Changing role of city authority

THE ward boundaries of Canterbury district could change forever. Draft proposals, put forward by the Local Government Boundary Commission for England (LGBCE) after a request from Canterbury City Council, would resize wards of Canterbury, Herne Bay, and Whitstable, expanding some, reducing others, and cutting the number of city councillors from 50 to 39. Speaking to the Times, council leader John Gilbey said the decision to call in the LGBCE was made “because of the changing role of the city councillor.

“In the old days, everything had to be face to face. But now, councillors do most of their work over the phone, or by email, and both councillors and residents have seen the benefits of that. Because of that, we are finding we can do more with fewer councillors, which will save a lot of money.”

The chair of the commission, Max Baller, said the aim of the proposal was to deliver “electoral equality for local voters.

“This means that each councillor represents a similar number of people so that everyone’s vote in council elections is worth roughly the same regardless of where you live.”

Representation

The proposed boundaries would allow wards with up to roughly 3,000 people on the electoral roll one councillor and two for those between 3,000 and 6,000. Wards with significantly more than this, such as Blean Forest and Barton, would be represented by three councillors. Marcus Bowell, from the LGBCE, said the decision to reduce the number of councillors was taken after considering all the available facts during a survey. But he said nothing is set in stone, adding:

“We have opened this draft up entirely to the public.”

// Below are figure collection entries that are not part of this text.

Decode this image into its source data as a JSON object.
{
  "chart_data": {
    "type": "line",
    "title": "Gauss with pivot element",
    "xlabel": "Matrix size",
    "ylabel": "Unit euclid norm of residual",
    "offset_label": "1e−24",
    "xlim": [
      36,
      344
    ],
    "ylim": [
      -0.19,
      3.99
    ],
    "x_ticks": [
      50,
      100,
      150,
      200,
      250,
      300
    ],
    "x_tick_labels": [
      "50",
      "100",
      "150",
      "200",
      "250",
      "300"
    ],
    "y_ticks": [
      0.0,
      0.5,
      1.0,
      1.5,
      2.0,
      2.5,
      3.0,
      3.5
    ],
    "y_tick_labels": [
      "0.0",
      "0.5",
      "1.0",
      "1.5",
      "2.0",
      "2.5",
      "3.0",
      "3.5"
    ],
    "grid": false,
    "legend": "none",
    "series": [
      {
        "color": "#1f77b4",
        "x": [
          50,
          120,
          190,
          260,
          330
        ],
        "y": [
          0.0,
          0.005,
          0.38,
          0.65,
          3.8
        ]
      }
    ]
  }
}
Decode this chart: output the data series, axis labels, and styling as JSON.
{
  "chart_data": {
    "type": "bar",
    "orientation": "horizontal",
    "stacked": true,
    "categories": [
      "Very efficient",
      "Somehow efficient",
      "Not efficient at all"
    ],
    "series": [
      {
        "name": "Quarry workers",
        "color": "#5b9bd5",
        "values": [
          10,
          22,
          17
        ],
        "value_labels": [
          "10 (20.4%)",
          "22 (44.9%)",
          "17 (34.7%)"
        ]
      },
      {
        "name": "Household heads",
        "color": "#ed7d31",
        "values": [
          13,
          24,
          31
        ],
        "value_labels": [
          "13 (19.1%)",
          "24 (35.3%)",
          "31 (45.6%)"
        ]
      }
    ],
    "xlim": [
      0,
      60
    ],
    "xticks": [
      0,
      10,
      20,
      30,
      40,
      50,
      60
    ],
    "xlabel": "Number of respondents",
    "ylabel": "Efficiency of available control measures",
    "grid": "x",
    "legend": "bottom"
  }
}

The proposals have already been criticised by the Lib Dems. Alex Perkins, Lib Dem leader, blamed John Gilbey personally for “forcing through a change which will reduce democratic accountability”. He said:

“When you look at some of these new wards being proposed, they just aren’t cohesive communities anymore.”

Mr Gilbey refuted the claim the changes would reduce democracy, saying

“It’s a ridiculous claim. If the changes really were undemocratic, then the Boundary Commission simply would not make them.”

Any successfully proposed changes would be implemented during the local elections in May next year.